Internet: come sarebbe se smettesse di funzionare?
Cosa succederebbe se il mondo restasse senza Internet per uno o più giorni? Nonostante, in una situazione del genere, molti individui rischierebbero letteralmente di impazzire, secondo uno studio della BBC gli impatti sulla società e sull’economia sarebbero pressoché irrisori.
Certo il web viene oggi considerato come una sorta di costante nella vita delle persone, ma il blocco più o meno totale della rete rappresenta, oltre che una possibilità realistica, anche un qualcosa di già concretamente successo in passato.
Nel 2008, per esempio, un guasto dei cavi sottomarini che veicolano i dati tra continenti ha causato il black out delle connessioni in Medio Oriente, India e Sud – Est Asiatico. Nel 2011, invece, per motivi politici la popolazione egiziana è rimasta senza Internet durante la Primavera Araba.
La stessa cosa è successa recentemente in Paesi con situazioni problematiche come la Turchia o l’Iran e potrebbe succedere anche in Cina, dove già da diverso tempo il web funziona soltanto in modo parziale.
Come spiega il direttore della Cyber Consequences Unit Scott Borg, vivere senza Internet (e senza conseguenze negative) è dunque possibile, ma a patto che la connessione manchi al massimo per un periodo inferiore ai quattro giorni.
In questo frangente, anche gli esercizi commerciali più sensibili alla mancanza del web (hotel, società di intermediazione, ecc.) riescono a limitare le perdite, alle volte addirittura incrementando la produttività (perché senza web i dipendenti tendono a svolgere mansioni che di solito rimandano).
Detto ciò, va comunque precisato il fatto che la mancanza della rete incide maggiormente a seconda del tipo di azienda gestita e/o del ruolo professionale ricoperto: chi ne risente di più sono le realtà medio-piccole e professionisti tipo l’idraulico o il carpentiere che devono essere subito reperibili.
Nonostante una momentanea mancanza della rete causi in linea generica dei danni minimi a livello economico e sociale, essa genera però nelle persone una sorta di vera e propria ansia, derivante dall’impossibilità di comunicare con tutti in qualunque momento.

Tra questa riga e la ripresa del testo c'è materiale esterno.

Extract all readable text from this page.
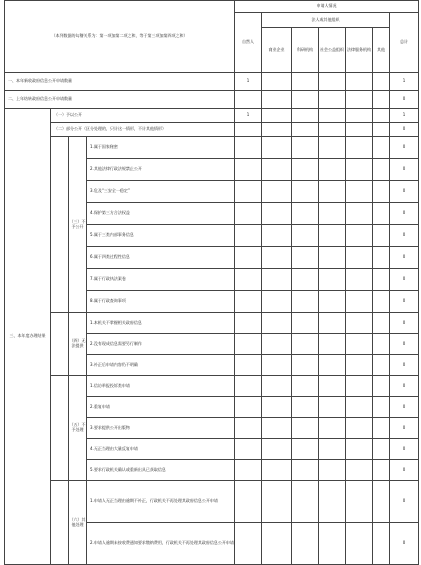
（本列数据的勾稽关系为：第一项加第二项之和，等于第三项加第四项之和）				申请人情况						
				自然人	法人或其他组织					总计
					商业企业	科研机构	社会公益组织	法律服务机构	其他	
一、本年新收政府信息公开申请数量				1						1
二、上年结转政府信息公开申请数量										0
三、本年度办理结果	（一）予以公开			1						1
	（二）部分公开（区分处理的，只计这一情形，不计其他情形）									0
		（三）不予公开	1.属于国家秘密							0
			2.其他法律行政法规禁止公开							0
			3.危及“三安全一稳定”							0
			4.保护第三方合法权益							0
			5.属于三类内部事务信息							0
			6.属于四类过程性信息							0
			7.属于行政执法案卷							0
			8.属于行政查询事项							0
		（四）无法提供	1.本机关不掌握相关政府信息							0
			2.没有现成信息需要另行制作							0
			3.补正后申请内容仍不明确							0
		（五）不予处理	1.信访举报投诉类申请							0
			2.重复申请							0
			3.要求提供公开出版物							0
			4.无正当理由大量反复申请							0
			5.要求行政机关确认或重新出具已获取信息							0
		（六）其他处理	1.申请人无正当理由逾期不补正，行政机关不再处理其政府信息公开申请							0
			2.申请人逾期未按收费通知要求缴纳费用，行政机关不再处理其政府信息公开申请							0
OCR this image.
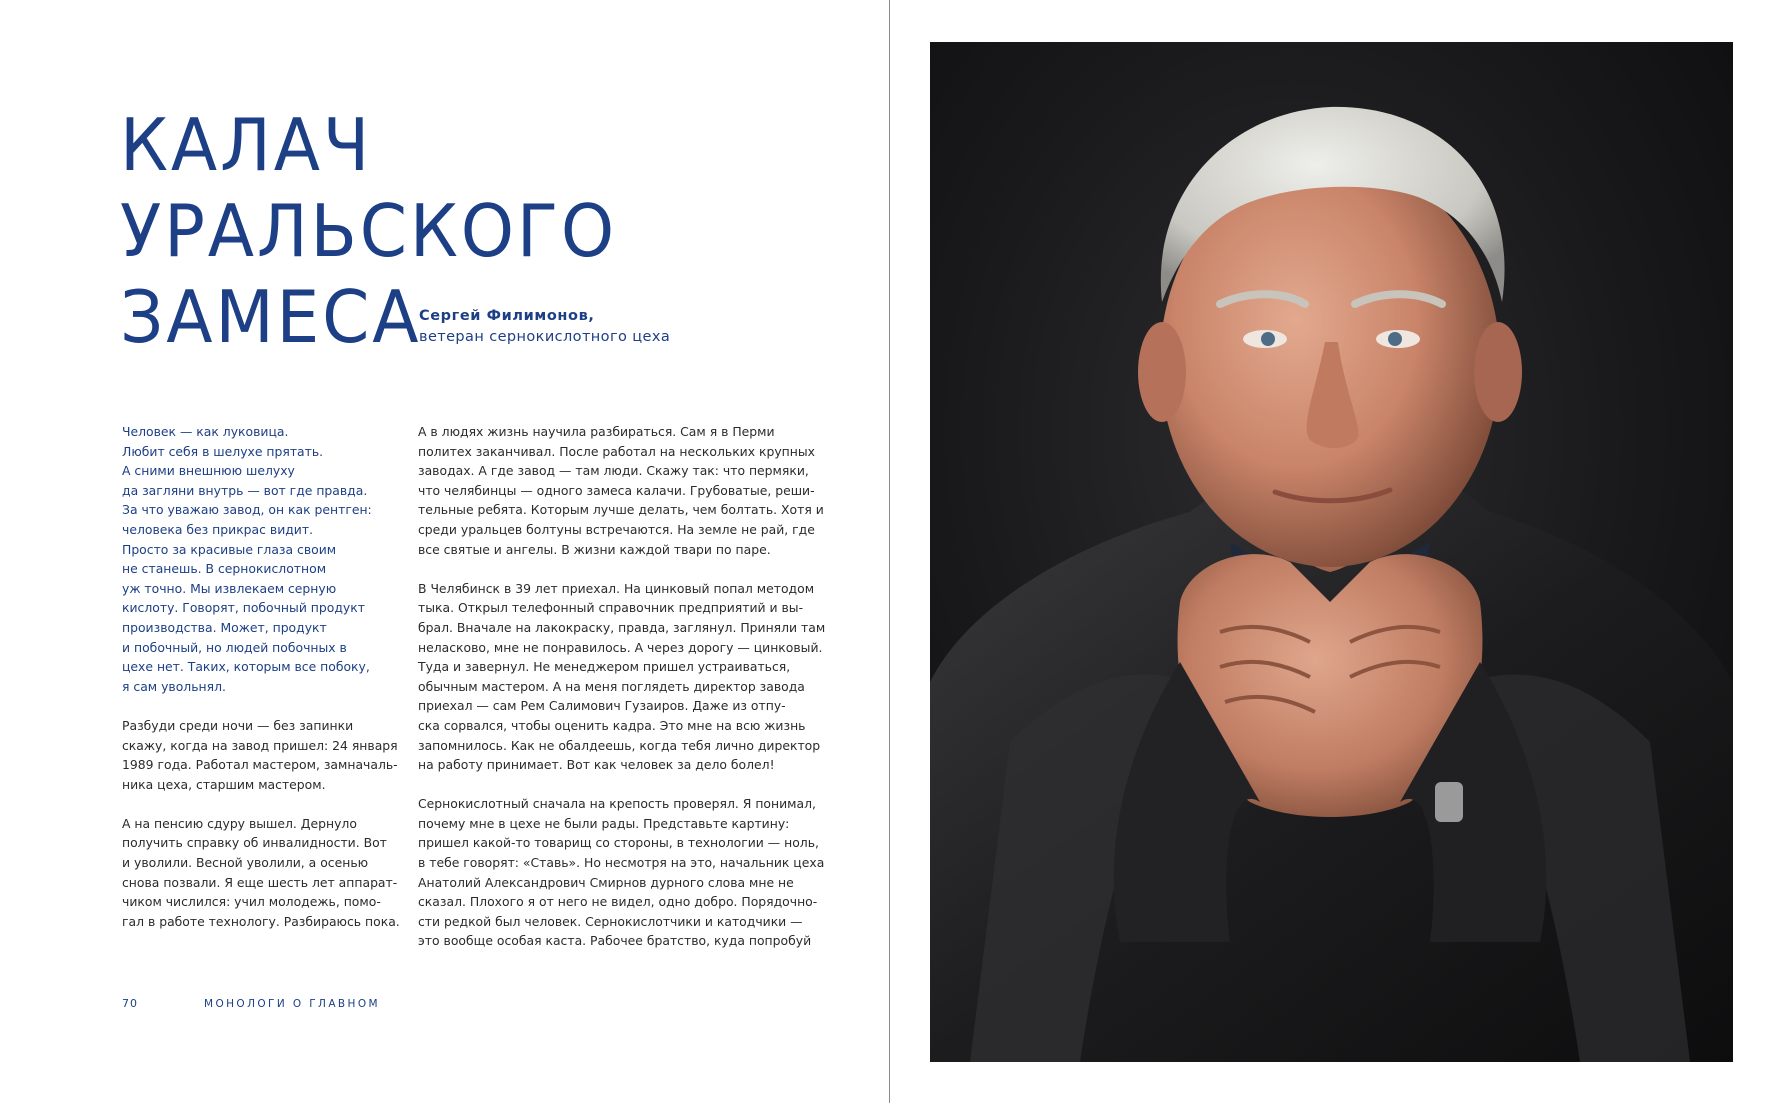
КАЛАЧ
УРАЛЬСКОГО
ЗАМЕСА
Сергей Филимонов,
ветеран сернокислотного цеха

Человек — как луковица.

Любит себя в шелухе прятать.

А сними внешнюю шелуху

да загляни внутрь — вот где правда.

За что уважаю завод, он как рентген:

человека без прикрас видит.

Просто за красивые глаза своим

не станешь. В сернокислотном

уж точно. Мы извлекаем серную

кислоту. Говорят, побочный продукт

производства. Может, продукт

и побочный, но людей побочных в

цехе нет. Таких, которым все побоку,

я сам увольнял.

Разбуди среди ночи — без запинки

скажу, когда на завод пришел: 24 января

1989 года. Работал мастером, замначаль-

ника цеха, старшим мастером.

А на пенсию сдуру вышел. Дернуло

получить справку об инвалидности. Вот

и уволили. Весной уволили, а осенью

снова позвали. Я еще шесть лет аппарат-

чиком числился: учил молодежь, помо-

гал в работе технологу. Разбираюсь пока.

А в людях жизнь научила разбираться. Сам я в Перми

политех заканчивал. После работал на нескольких крупных

заводах. А где завод — там люди. Скажу так: что пермяки,

что челябинцы — одного замеса калачи. Грубоватые, реши-

тельные ребята. Которым лучше делать, чем болтать. Хотя и

среди уральцев болтуны встречаются. На земле не рай, где

все святые и ангелы. В жизни каждой твари по паре.

В Челябинск в 39 лет приехал. На цинковый попал методом

тыка. Открыл телефонный справочник предприятий и вы-

брал. Вначале на лакокраску, правда, заглянул. Приняли там

неласково, мне не понравилось. А через дорогу — цинковый.

Туда и завернул. Не менеджером пришел устраиваться,

обычным мастером. А на меня поглядеть директор завода

приехал — сам Рем Салимович Гузаиров. Даже из отпу-

ска сорвался, чтобы оценить кадра. Это мне на всю жизнь

запомнилось. Как не обалдеешь, когда тебя лично директор

на работу принимает. Вот как человек за дело болел!

Сернокислотный сначала на крепость проверял. Я понимал,

почему мне в цехе не были рады. Представьте картину:

пришел какой-то товарищ со стороны, в технологии — ноль,

в тебе говорят: «Ставь». Но несмотря на это, начальник цеха

Анатолий Александрович Смирнов дурного слова мне не

сказал. Плохого я от него не видел, одно добро. Порядочно-

сти редкой был человек. Сернокислотчики и катодчики —

это вообще особая каста. Рабочее братство, куда попробуй

70	МОНОЛОГИ О ГЛАВНОМ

Come spiega il professore della Stanford University Hancock, gli individui sono talmente abituati a raggiungere gli altri con assoluta facilità, che la semplice idea di non poterlo fare (anche solo per un problema di qualche ora) li rende irrequieti.
Sempre secondo lo stesso Hancock, visto che lo scopo principale del web è quello di connettere un individuo agli altri, l’impossibilità di compiere questa stessa operazione talvolta risulta addirittura inquietante.
Negli ultimi anni gli individui hanno raggiunto con la rete livelli di dipendenza tali da farli entrare in paranoia anche solo per la dimenticanza del cellulare a casa. Una dimenticanza che spesso e volentieri risulta perfino soffocante e ingestibile.
A parte questa vera e propria dipendenza tra persone e web, bisogna comunque smentire coloro i quali sostengono che chi non usa la rete è più socievole rispetto a chi la usa. Secondo un recente studio, infatti, chi naviga spesso soprattutto nei Social Network, si relaziona meglio di chi non lo fa.
Come è evidente da quanto appena detto, le conseguenze del restare per un certo periodo di tempo senza Internet cambiano innanzitutto a seconda di chi deve affrontare la mancanza (privati, professionisti, aziende più o meno grandi, ecc.). La cosa più incredibile resta comunque il fatto che essere offline qualche giorno non è un problema per l’economia mondiale, ma lo è per moltissime persone.